Department of Psychology, Case Western Reserve University, Cleveland, OH 44106, USA.
J Clin Child Adolesc Psychol. 2009 Nov;38(6):814-25. doi: 10.1080/15374410903297148.
This article explores aspects of family environment and parent-child conflict that may predict or moderate response to acute treatments among depressed adolescents (N = 439) randomly assigned to fluoxetine, cognitive behavioral therapy, their combination, or placebo. Outcomes were Week 12 scores on measures of depression and global impairment. Of 20 candidate variables, one predictor emerged: Across treatments, adolescents with mothers who reported less parent-child conflict were more likely to benefit than their counterparts.
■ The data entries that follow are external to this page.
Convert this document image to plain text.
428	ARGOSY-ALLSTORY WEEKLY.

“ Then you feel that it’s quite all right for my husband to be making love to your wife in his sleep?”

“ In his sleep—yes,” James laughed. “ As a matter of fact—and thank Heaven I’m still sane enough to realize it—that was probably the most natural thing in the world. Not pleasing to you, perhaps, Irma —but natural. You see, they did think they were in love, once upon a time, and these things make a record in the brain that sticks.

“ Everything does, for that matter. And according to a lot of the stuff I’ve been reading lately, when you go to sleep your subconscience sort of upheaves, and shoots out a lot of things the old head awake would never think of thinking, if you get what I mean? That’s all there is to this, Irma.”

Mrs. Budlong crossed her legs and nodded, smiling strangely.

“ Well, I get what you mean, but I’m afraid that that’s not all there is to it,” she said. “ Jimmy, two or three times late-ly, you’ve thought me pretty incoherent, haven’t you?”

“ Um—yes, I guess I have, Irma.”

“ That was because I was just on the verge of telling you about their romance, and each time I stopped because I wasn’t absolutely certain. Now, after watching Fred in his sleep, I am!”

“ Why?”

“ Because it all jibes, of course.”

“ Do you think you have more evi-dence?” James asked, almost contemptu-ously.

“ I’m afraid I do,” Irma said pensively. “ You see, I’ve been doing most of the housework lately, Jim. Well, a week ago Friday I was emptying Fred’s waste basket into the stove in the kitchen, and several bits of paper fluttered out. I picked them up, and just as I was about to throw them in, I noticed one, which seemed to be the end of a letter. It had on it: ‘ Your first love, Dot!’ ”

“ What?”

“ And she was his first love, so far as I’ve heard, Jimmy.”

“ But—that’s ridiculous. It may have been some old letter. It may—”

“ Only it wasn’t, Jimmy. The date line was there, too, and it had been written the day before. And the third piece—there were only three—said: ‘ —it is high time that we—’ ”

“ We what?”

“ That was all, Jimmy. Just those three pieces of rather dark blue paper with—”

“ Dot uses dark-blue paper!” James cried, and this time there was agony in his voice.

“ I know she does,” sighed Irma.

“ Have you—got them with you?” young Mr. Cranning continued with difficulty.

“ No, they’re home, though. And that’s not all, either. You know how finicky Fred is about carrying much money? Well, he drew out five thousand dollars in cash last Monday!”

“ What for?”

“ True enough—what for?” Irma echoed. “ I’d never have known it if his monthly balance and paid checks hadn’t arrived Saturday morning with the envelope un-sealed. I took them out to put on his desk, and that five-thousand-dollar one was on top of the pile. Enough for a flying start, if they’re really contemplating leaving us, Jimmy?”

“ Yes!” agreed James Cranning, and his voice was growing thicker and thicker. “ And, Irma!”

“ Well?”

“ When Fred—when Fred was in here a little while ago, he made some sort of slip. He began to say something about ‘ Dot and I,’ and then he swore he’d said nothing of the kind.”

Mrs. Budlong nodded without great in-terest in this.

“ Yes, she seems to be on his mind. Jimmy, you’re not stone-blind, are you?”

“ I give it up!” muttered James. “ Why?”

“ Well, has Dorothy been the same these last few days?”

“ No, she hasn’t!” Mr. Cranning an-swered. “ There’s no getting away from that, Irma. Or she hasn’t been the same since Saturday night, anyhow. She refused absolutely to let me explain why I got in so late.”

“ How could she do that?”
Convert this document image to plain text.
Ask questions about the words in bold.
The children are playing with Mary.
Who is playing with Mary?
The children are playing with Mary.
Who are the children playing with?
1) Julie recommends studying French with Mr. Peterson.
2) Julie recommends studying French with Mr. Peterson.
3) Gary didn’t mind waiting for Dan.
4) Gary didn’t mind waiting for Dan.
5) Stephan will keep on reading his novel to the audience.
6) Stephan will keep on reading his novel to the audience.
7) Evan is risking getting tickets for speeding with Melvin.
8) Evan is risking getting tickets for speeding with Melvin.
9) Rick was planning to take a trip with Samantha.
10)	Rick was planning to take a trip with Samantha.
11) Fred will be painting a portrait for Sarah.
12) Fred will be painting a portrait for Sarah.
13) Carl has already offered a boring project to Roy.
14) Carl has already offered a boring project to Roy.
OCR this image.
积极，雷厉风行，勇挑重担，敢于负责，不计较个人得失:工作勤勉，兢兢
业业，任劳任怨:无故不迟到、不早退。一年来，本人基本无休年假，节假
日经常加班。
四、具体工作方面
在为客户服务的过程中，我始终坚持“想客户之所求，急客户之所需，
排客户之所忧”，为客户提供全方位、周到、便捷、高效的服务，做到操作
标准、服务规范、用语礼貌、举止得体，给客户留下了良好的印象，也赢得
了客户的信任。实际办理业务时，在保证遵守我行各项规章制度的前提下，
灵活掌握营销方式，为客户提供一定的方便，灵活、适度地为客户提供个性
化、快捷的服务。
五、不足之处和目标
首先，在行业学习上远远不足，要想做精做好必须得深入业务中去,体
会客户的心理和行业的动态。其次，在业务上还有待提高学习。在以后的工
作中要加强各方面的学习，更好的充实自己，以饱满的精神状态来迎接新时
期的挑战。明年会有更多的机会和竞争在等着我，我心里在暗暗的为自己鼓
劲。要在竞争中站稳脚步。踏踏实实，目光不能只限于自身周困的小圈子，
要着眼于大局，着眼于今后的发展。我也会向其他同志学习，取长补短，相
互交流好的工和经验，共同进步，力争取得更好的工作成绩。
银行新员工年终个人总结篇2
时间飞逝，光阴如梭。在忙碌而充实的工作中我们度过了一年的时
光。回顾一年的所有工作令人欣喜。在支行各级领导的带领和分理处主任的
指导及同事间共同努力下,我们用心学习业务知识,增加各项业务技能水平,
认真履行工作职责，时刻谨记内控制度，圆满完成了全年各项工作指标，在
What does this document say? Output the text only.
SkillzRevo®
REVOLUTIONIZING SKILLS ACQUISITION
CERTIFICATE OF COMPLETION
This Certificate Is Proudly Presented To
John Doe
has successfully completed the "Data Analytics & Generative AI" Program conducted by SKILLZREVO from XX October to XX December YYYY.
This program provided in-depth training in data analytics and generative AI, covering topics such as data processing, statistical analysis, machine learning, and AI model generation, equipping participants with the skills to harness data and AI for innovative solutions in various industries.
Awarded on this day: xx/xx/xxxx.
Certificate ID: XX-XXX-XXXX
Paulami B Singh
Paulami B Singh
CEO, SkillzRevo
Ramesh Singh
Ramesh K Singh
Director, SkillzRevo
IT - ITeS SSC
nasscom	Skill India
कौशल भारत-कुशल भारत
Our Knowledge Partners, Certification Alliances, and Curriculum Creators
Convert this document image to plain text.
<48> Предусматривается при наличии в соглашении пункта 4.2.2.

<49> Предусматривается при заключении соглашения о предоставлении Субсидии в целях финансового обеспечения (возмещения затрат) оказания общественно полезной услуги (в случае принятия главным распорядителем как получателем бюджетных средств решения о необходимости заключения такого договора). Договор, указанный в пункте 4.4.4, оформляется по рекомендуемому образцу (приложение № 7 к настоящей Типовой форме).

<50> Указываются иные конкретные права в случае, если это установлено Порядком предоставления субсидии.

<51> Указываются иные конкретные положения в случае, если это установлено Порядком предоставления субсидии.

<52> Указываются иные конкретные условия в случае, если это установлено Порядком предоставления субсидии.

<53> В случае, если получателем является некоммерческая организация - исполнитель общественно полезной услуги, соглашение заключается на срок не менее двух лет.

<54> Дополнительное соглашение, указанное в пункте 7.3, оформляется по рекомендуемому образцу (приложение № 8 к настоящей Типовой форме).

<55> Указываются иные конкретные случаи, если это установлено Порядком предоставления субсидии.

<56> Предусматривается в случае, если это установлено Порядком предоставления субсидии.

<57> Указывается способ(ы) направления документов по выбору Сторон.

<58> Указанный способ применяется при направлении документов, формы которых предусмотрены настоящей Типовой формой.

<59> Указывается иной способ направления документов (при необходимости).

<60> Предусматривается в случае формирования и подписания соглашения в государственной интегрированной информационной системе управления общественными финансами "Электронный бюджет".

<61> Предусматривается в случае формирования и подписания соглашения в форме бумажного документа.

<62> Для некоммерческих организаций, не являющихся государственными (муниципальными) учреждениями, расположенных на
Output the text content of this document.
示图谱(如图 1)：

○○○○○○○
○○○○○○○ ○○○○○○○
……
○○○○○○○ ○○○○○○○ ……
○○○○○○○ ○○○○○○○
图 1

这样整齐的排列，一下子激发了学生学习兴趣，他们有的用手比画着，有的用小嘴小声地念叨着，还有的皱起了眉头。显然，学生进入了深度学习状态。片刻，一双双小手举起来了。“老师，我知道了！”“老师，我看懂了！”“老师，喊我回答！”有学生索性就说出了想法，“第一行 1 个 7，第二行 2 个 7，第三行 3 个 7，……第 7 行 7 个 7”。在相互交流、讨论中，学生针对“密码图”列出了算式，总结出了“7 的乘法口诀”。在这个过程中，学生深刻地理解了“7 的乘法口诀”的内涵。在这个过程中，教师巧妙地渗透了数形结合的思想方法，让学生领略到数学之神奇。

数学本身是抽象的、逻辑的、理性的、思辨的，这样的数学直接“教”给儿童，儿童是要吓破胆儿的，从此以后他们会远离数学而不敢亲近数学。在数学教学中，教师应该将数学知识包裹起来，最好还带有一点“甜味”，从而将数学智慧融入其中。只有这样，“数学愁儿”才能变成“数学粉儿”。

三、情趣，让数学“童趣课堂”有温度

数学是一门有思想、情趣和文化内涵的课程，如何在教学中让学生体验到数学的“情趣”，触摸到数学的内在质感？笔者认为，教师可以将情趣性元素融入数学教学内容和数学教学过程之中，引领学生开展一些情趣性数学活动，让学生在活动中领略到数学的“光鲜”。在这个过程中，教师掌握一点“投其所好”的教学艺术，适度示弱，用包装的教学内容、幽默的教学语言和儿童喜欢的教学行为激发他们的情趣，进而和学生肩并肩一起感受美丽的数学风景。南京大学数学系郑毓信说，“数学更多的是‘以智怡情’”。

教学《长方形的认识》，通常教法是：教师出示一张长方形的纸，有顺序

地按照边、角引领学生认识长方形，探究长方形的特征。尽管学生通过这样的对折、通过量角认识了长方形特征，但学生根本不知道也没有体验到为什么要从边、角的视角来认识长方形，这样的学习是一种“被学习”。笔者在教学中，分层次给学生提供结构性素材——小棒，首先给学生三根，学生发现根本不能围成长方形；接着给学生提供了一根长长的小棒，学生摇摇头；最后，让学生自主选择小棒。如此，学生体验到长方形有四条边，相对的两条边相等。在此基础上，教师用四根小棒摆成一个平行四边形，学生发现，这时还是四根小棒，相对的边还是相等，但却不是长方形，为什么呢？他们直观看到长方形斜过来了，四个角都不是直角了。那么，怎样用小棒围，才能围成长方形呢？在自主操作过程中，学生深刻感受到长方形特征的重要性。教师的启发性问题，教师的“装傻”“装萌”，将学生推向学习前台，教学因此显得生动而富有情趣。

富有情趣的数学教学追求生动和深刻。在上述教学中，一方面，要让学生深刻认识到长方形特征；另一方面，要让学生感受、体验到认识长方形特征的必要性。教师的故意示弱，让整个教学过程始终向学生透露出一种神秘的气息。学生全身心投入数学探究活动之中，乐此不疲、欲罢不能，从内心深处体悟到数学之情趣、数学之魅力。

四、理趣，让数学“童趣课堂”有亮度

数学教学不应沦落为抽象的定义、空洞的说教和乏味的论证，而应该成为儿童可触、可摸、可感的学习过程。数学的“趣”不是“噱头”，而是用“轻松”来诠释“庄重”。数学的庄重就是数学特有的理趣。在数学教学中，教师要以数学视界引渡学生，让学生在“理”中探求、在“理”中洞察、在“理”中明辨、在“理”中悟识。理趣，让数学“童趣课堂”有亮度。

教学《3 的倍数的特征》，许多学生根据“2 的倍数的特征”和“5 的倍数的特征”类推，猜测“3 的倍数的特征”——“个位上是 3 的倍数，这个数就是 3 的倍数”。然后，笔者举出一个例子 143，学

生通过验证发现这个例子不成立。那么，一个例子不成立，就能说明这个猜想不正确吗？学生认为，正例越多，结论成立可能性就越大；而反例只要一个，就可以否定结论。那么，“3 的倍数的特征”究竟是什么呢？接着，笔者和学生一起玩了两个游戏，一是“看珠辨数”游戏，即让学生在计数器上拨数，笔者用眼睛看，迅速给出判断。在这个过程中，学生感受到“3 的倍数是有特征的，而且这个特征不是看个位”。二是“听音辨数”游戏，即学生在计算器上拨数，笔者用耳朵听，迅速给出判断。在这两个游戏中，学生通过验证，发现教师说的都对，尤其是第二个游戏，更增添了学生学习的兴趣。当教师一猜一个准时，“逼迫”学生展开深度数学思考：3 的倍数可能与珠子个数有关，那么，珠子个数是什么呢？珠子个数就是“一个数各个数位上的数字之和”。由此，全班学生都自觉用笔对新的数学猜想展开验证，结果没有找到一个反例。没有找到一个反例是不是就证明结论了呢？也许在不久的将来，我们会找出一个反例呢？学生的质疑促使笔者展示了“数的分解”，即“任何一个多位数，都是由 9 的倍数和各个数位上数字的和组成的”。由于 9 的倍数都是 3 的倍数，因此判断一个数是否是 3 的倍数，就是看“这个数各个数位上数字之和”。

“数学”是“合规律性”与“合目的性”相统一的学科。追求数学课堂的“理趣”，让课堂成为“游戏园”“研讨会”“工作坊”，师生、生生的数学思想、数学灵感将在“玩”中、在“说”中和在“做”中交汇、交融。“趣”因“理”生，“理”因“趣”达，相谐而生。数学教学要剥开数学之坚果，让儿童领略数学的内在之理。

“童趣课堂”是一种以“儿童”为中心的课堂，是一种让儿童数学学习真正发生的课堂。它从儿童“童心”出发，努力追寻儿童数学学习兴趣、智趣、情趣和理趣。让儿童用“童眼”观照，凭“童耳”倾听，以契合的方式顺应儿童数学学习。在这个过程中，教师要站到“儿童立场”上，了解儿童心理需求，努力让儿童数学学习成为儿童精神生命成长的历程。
When family functioning moderated outcome, adolescents who endorsed more negative environments were more likely to benefit from fluoxetine. Similarly, when moderating effects were seen on cognitive behavioral therapy conditions, they were in the direction of being less effective among teens reporting poorer family environments.
本文探讨了家庭环境和亲子冲突等方面,这些方面可能会预测或调节抑郁青少年(N=439)对急性治疗的反应,这些青少年被随机分配到氟西汀、认知行为疗法、两者的联合治疗或安慰剂组。结果是在抑郁和总体障碍的测量上,第 12 周的得分。在 20 个候选变量中,出现了一个预测因素:在所有治疗中,母亲报告亲子冲突较少的青少年比对照组更有可能受益。当家庭功能调节结果时,那些对环境持更消极看法的青少年更有可能从氟西汀中受益。同样,当在认知行为治疗条件下观察到调节作用时,它们对报告家庭环境较差的青少年的效果更差。